LV switchgear assemblies are typically organized into three sections: the incomer (main breaker receiving power from the supply), the sub-incomer (intermediate breakers managing major sub-circuits), and feeders (individual circuit breakers or fuses supplying specific loads). This functional organization is common industry practice for managing power distribution efficiently.

Is 33 kV considered MV or HV?

33 kV falls within the MV range under IEC standards (which define MV as 1–36 kV), making it medium voltage in most international and North American contexts. IEC 62271-200 covers up to 52 kV, and IEEE C37.20.2 covers metal-clad switchgear from 4.76 kV to 48.3 kV. Always verify against the applicable regional standard for the project, as terminology can vary.

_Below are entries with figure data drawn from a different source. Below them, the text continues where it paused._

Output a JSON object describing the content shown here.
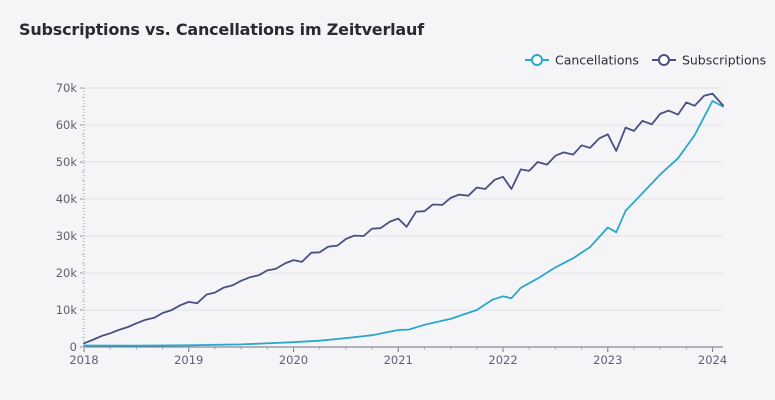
{
  "chart_data": {
    "type": "line",
    "title": "Subscriptions vs. Cancellations im Zeitverlauf",
    "xlabel": "",
    "ylabel": "",
    "x_range": [
      2018.0,
      2024.1
    ],
    "ylim": [
      0,
      70000
    ],
    "y_ticks": [
      0,
      10000,
      20000,
      30000,
      40000,
      50000,
      60000,
      70000
    ],
    "y_tick_labels": [
      "0",
      "10k",
      "20k",
      "30k",
      "40k",
      "50k",
      "60k",
      "70k"
    ],
    "x_ticks": [
      2018,
      2019,
      2020,
      2021,
      2022,
      2023,
      2024
    ],
    "x_tick_labels": [
      "2018",
      "2019",
      "2020",
      "2021",
      "2022",
      "2023",
      "2024"
    ],
    "grid": "horizontal",
    "legend_position": "top-right",
    "series": [
      {
        "name": "Cancellations",
        "color": "#29a8cc",
        "points": [
          [
            2018.0,
            400
          ],
          [
            2018.5,
            350
          ],
          [
            2019.0,
            450
          ],
          [
            2019.5,
            700
          ],
          [
            2020.0,
            1300
          ],
          [
            2020.25,
            1700
          ],
          [
            2020.5,
            2400
          ],
          [
            2020.75,
            3200
          ],
          [
            2021.0,
            4600
          ],
          [
            2021.1,
            4700
          ],
          [
            2021.25,
            6000
          ],
          [
            2021.5,
            7600
          ],
          [
            2021.75,
            10000
          ],
          [
            2021.9,
            12800
          ],
          [
            2022.0,
            13700
          ],
          [
            2022.08,
            13200
          ],
          [
            2022.17,
            16000
          ],
          [
            2022.33,
            18500
          ],
          [
            2022.5,
            21500
          ],
          [
            2022.67,
            24000
          ],
          [
            2022.83,
            27000
          ],
          [
            2023.0,
            32300
          ],
          [
            2023.08,
            31000
          ],
          [
            2023.17,
            36800
          ],
          [
            2023.33,
            41500
          ],
          [
            2023.5,
            46600
          ],
          [
            2023.67,
            51000
          ],
          [
            2023.83,
            57300
          ],
          [
            2024.0,
            66500
          ],
          [
            2024.1,
            65000
          ]
        ]
      },
      {
        "name": "Subscriptions",
        "color": "#4a5080",
        "points": [
          [
            2018.0,
            1000
          ],
          [
            2018.08,
            1900
          ],
          [
            2018.17,
            3000
          ],
          [
            2018.25,
            3700
          ],
          [
            2018.33,
            4600
          ],
          [
            2018.42,
            5400
          ],
          [
            2018.5,
            6400
          ],
          [
            2018.58,
            7300
          ],
          [
            2018.67,
            7900
          ],
          [
            2018.75,
            9200
          ],
          [
            2018.83,
            9900
          ],
          [
            2018.92,
            11300
          ],
          [
            2019.0,
            12200
          ],
          [
            2019.08,
            11800
          ],
          [
            2019.17,
            14200
          ],
          [
            2019.25,
            14700
          ],
          [
            2019.33,
            16000
          ],
          [
            2019.42,
            16700
          ],
          [
            2019.5,
            17900
          ],
          [
            2019.58,
            18800
          ],
          [
            2019.67,
            19400
          ],
          [
            2019.75,
            20700
          ],
          [
            2019.83,
            21100
          ],
          [
            2019.92,
            22600
          ],
          [
            2020.0,
            23500
          ],
          [
            2020.08,
            23000
          ],
          [
            2020.17,
            25500
          ],
          [
            2020.25,
            25600
          ],
          [
            2020.33,
            27100
          ],
          [
            2020.42,
            27400
          ],
          [
            2020.5,
            29200
          ],
          [
            2020.58,
            30100
          ],
          [
            2020.67,
            30000
          ],
          [
            2020.75,
            32000
          ],
          [
            2020.83,
            32100
          ],
          [
            2020.92,
            33900
          ],
          [
            2021.0,
            34700
          ],
          [
            2021.08,
            32500
          ],
          [
            2021.17,
            36600
          ],
          [
            2021.25,
            36700
          ],
          [
            2021.33,
            38500
          ],
          [
            2021.42,
            38400
          ],
          [
            2021.5,
            40300
          ],
          [
            2021.58,
            41200
          ],
          [
            2021.67,
            40900
          ],
          [
            2021.75,
            43100
          ],
          [
            2021.83,
            42700
          ],
          [
            2021.92,
            45200
          ],
          [
            2022.0,
            46000
          ],
          [
            2022.08,
            42700
          ],
          [
            2022.17,
            48000
          ],
          [
            2022.25,
            47600
          ],
          [
            2022.33,
            50000
          ],
          [
            2022.42,
            49300
          ],
          [
            2022.5,
            51700
          ],
          [
            2022.58,
            52600
          ],
          [
            2022.67,
            52000
          ],
          [
            2022.75,
            54500
          ],
          [
            2022.83,
            53800
          ],
          [
            2022.92,
            56400
          ],
          [
            2023.0,
            57500
          ],
          [
            2023.08,
            53000
          ],
          [
            2023.17,
            59300
          ],
          [
            2023.25,
            58400
          ],
          [
            2023.33,
            61100
          ],
          [
            2023.42,
            60200
          ],
          [
            2023.5,
            63000
          ],
          [
            2023.58,
            63900
          ],
          [
            2023.67,
            62800
          ],
          [
            2023.75,
            66100
          ],
          [
            2023.83,
            65200
          ],
          [
            2023.92,
            67900
          ],
          [
            2024.0,
            68500
          ],
          [
            2024.1,
            65300
          ]
        ]
      }
    ]
  }
}
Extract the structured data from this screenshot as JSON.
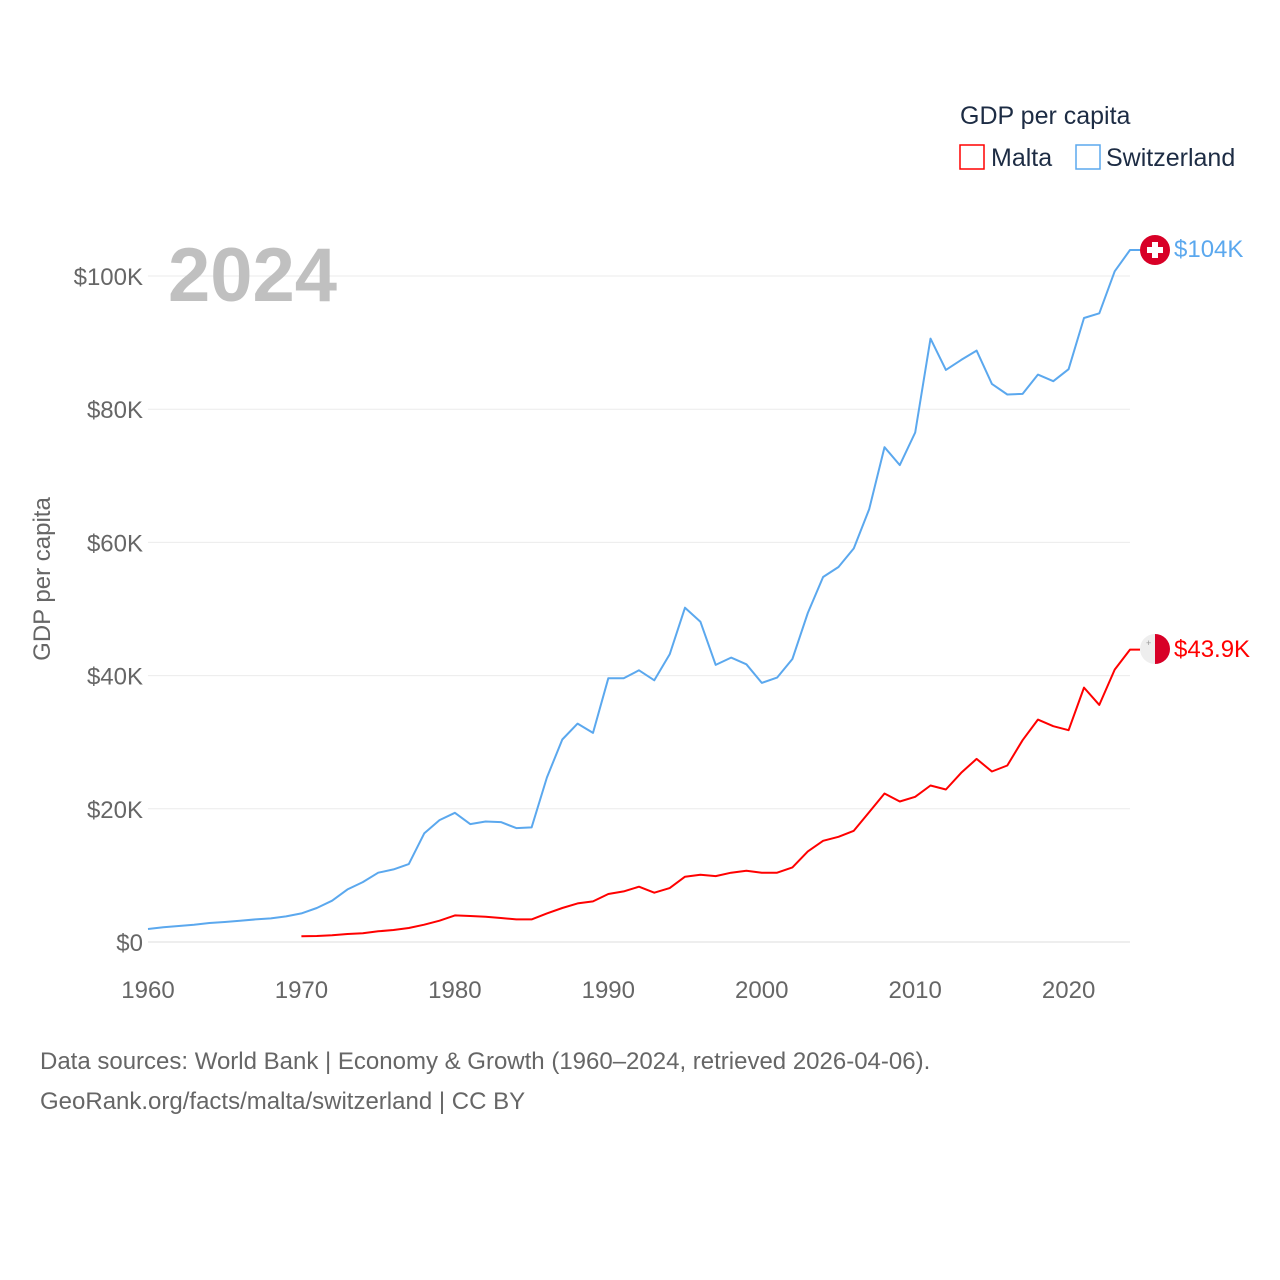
{
  "chart_data": {
    "type": "line",
    "title": "GDP per capita",
    "year_label": "2024",
    "ylabel": "GDP per capita",
    "xlabel": "",
    "xlim": [
      1960,
      2024
    ],
    "ylim": [
      0,
      104
    ],
    "x_ticks": [
      1960,
      1970,
      1980,
      1990,
      2000,
      2010,
      2020
    ],
    "x_tick_labels": [
      "1960",
      "1970",
      "1980",
      "1990",
      "2000",
      "2010",
      "2020"
    ],
    "y_ticks": [
      0,
      20,
      40,
      60,
      80,
      100
    ],
    "y_tick_labels": [
      "$0",
      "$20K",
      "$40K",
      "$60K",
      "$80K",
      "$100K"
    ],
    "grid": true,
    "legend_position": "top-right",
    "series": [
      {
        "name": "Malta",
        "color": "#ff0000",
        "end_label": "$43.9K",
        "flag": "malta-flag",
        "start_year": 1970,
        "values": [
          0.85,
          0.9,
          1.0,
          1.2,
          1.3,
          1.6,
          1.8,
          2.1,
          2.6,
          3.2,
          4.0,
          3.9,
          3.8,
          3.6,
          3.4,
          3.4,
          4.3,
          5.1,
          5.8,
          6.1,
          7.2,
          7.6,
          8.3,
          7.4,
          8.1,
          9.8,
          10.1,
          9.9,
          10.4,
          10.7,
          10.4,
          10.4,
          11.2,
          13.6,
          15.2,
          15.8,
          16.7,
          19.5,
          22.3,
          21.1,
          21.8,
          23.5,
          22.9,
          25.4,
          27.5,
          25.6,
          26.5,
          30.3,
          33.4,
          32.4,
          31.8,
          38.2,
          35.6,
          40.9,
          43.9
        ]
      },
      {
        "name": "Switzerland",
        "color": "#5ba8ee",
        "end_label": "$104K",
        "flag": "switzerland-flag",
        "start_year": 1960,
        "values": [
          1.95,
          2.2,
          2.4,
          2.6,
          2.85,
          3.0,
          3.2,
          3.4,
          3.55,
          3.85,
          4.3,
          5.1,
          6.2,
          7.9,
          9.0,
          10.4,
          10.9,
          11.7,
          16.3,
          18.3,
          19.4,
          17.7,
          18.1,
          18.0,
          17.1,
          17.2,
          24.7,
          30.4,
          32.8,
          31.4,
          39.6,
          39.6,
          40.8,
          39.3,
          43.2,
          50.2,
          48.1,
          41.6,
          42.7,
          41.7,
          38.9,
          39.7,
          42.5,
          49.4,
          54.8,
          56.3,
          59.1,
          65.0,
          74.3,
          71.6,
          76.5,
          90.6,
          85.9,
          87.4,
          88.8,
          83.8,
          82.2,
          82.3,
          85.2,
          84.2,
          86.0,
          93.7,
          94.4,
          100.7,
          103.9
        ]
      }
    ]
  },
  "footer": {
    "line1": "Data sources: World Bank | Economy & Growth (1960–2024, retrieved 2026-04-06).",
    "line2": "GeoRank.org/facts/malta/switzerland | CC BY"
  }
}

What is an MV-to-LV substation?

An MV-to-LV substation (also called a distribution or unit substation) is a facility where a transformer steps medium-voltage supply (e.g., 13.8 kV or 4.16 kV) down to low voltage (e.g., 480V or 208V) for building or facility distribution. It includes MV switchgear on the incoming side and LV switchgear or switchboards on the outgoing side.

What does NEMA 1 mean, and can a NEMA 1 enclosure be used outside?

NEMA 1 is the most basic enclosure rating, designed for indoor use only. It protects against incidental contact with enclosed equipment but offers no protection against moisture, dust, or weather, making it unsuitable for outdoor installation where NEMA 3R or higher ratings are required.

What is 6.6 kV switchgear and where is it used?

6.6 kV is a medium-voltage level commonly used in industrial facilities, mining operations, and offshore platforms — particularly where it serves as the standard distribution voltage for large motors and equipment. IEC 60038 lists 6.6 kV as a standard nominal voltage for three-phase AC systems in the 1 kV to 35 kV range.